Le indagini: il Dna di Ignoto 1

Il caso di Yara Gambirasio rappresenterà una svolta sulle modalità con le quali vengono condotte le indagini.

Gli investigatori riescono a isolare il Dna di un uomo dalle mutandine della ragazzina, in corrispondenza di una ferita. Quell’uomo, da quel momento, diverrà “Ignoto 1”.

Per risalire all’identità dell’assassino di Yara Gambirasio vengono messi in atto tutti gli strumenti scientifici a disposizione degli inquirenti con il supporto dei colleghi statunitensi, che proprio in quel periodo hanno sviluppato una nuova tecnologia che consente di stabilire che Ignoto 1 abbia gli occhi azzurri.

Dopo aver sottoposto l’intera popolazione maschile di Brembate di Sopra a screening di massa per prelevare campioni di Dna, il cerchio si stringe sui frequentatori di una discoteca che si trova nei pressi del campo di Chignolo d’Isola.

Tra questi, gli inquirenti individuano lo stesso aplotipo Y presente nel Dna rinvenuto sugli indumenti di Yara, e la scoperta denota un legame di parentela del frequentatore della discoteca con l’assassino.

Ancora, il cerchio si stringe infine su Giuseppe Guerinoni, autista deceduto nel 1999 e che risulta essere il padre di Ignoto 1. Si arriva quindi a Ester Arzuffi, il cui allele 26 corrisponde alla metà materna del Dna di Ignoto 1.

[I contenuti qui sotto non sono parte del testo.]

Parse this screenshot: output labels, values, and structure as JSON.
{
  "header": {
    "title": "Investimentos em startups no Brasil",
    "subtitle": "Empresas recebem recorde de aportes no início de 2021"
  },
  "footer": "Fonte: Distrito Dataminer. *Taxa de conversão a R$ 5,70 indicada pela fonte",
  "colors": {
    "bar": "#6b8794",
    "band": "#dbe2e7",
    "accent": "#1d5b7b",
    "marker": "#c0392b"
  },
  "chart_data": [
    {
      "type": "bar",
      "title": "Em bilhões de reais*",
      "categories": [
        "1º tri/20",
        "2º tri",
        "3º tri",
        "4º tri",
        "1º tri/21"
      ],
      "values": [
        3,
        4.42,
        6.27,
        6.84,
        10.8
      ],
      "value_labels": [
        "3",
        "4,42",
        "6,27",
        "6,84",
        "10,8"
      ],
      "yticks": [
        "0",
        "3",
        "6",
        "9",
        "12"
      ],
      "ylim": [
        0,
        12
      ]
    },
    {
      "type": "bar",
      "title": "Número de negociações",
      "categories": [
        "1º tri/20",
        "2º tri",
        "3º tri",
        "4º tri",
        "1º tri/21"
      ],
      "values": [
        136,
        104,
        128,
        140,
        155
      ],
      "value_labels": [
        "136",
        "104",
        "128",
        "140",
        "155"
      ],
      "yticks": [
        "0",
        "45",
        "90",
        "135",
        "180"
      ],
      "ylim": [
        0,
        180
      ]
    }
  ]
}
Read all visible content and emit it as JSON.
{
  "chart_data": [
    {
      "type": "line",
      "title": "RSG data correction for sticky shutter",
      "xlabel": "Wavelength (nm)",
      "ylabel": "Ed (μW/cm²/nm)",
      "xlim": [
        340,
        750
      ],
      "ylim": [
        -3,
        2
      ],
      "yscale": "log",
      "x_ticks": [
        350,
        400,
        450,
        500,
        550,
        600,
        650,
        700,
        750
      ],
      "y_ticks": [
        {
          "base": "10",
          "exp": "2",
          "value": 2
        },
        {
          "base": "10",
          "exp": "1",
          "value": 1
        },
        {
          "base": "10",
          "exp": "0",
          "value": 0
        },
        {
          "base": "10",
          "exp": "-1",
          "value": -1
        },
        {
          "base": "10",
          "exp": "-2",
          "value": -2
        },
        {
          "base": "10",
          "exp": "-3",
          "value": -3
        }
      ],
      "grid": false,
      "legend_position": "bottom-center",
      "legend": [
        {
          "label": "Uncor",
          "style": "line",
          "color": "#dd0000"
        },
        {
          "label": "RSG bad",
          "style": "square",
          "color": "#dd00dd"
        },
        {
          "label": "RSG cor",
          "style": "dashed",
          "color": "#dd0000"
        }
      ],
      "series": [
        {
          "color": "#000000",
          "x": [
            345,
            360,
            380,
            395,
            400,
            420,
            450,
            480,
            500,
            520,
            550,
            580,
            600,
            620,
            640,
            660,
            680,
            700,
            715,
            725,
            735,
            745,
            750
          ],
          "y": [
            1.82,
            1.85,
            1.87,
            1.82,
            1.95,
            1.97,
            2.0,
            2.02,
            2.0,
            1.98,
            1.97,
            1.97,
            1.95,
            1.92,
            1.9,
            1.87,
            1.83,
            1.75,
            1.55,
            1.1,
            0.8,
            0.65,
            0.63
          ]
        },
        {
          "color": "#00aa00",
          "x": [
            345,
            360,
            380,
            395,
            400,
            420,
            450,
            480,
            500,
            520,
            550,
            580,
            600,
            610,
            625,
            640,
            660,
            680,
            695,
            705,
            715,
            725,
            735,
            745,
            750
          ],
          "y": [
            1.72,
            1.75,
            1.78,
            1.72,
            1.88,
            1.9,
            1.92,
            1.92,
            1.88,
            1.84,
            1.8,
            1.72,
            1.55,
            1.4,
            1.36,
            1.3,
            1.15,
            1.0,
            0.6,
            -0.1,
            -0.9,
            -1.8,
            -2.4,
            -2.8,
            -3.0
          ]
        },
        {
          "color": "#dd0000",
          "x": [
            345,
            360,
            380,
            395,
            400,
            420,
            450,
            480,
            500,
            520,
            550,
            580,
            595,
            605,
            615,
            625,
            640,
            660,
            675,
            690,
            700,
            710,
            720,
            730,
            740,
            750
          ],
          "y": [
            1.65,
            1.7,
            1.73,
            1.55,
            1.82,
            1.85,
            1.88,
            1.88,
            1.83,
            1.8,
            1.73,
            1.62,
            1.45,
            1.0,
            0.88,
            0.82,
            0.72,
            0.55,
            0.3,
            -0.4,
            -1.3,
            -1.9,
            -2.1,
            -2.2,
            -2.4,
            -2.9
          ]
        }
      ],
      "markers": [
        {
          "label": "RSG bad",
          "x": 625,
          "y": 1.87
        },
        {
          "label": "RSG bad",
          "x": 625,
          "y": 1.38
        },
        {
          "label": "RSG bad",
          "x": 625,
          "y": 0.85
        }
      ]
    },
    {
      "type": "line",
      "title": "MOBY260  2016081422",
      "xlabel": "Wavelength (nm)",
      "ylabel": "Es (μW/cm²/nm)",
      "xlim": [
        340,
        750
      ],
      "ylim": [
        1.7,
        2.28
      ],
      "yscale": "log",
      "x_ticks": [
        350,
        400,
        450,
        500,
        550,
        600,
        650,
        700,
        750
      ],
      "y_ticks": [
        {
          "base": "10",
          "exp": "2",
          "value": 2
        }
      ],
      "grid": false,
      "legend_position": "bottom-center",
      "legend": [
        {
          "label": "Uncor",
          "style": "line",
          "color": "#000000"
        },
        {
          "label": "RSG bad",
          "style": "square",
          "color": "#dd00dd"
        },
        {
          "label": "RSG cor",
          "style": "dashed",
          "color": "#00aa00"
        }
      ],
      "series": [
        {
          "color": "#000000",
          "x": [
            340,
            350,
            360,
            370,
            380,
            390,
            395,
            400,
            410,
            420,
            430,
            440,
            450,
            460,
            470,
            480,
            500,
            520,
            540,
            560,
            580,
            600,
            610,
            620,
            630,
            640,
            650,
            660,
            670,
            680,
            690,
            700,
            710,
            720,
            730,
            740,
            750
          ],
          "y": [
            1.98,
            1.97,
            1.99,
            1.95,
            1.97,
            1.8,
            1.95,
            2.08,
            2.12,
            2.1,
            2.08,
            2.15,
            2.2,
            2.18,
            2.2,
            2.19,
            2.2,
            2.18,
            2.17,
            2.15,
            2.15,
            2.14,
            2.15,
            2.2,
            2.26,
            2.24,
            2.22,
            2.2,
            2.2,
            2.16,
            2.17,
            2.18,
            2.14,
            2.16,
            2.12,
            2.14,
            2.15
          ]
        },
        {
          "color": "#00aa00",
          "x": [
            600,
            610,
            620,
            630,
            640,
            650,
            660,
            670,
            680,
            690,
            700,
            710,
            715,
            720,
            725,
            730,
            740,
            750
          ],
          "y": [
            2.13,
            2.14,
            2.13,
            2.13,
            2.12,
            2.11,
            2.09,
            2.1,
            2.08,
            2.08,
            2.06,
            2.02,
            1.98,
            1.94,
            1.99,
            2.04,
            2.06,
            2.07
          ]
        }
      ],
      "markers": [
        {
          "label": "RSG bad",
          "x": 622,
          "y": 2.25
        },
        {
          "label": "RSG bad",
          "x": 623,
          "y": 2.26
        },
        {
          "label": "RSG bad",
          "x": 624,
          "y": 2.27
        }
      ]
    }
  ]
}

Infine, la soluzione del caso: da un controllo stradale viene sottoposto all’etilometro Massimo Bossetti, un carpentiere 44enne di Mapello. Il suo Dna è sovrapponibile a quello di Ignoto 1.

L’arresto di Massimo Bossetti e la condanna: dove si trova oggi

Il 16 giugno 2014 Massimo Bossetti viene arrestato con l’accusa di essere l’assassino di Yara Gambirasio.

Il 1° luglio 2016 la Corte D’Assise di Bergamo condanna l’operaio all’ergastolo, sentenza confermata poi in Cassazione il 12 ottobre 2018. Massimo Bossetti continua a dichiararsi innocente e sua moglie Marita Comi, sogna di ritornare a una vita normale.

La difesa contesta le modalità con cui sono state eseguite le indagini per l’identificazione di Ignoto 1.

Attualmente Bossetti sta scontando la sua pena al carcere di Bollate.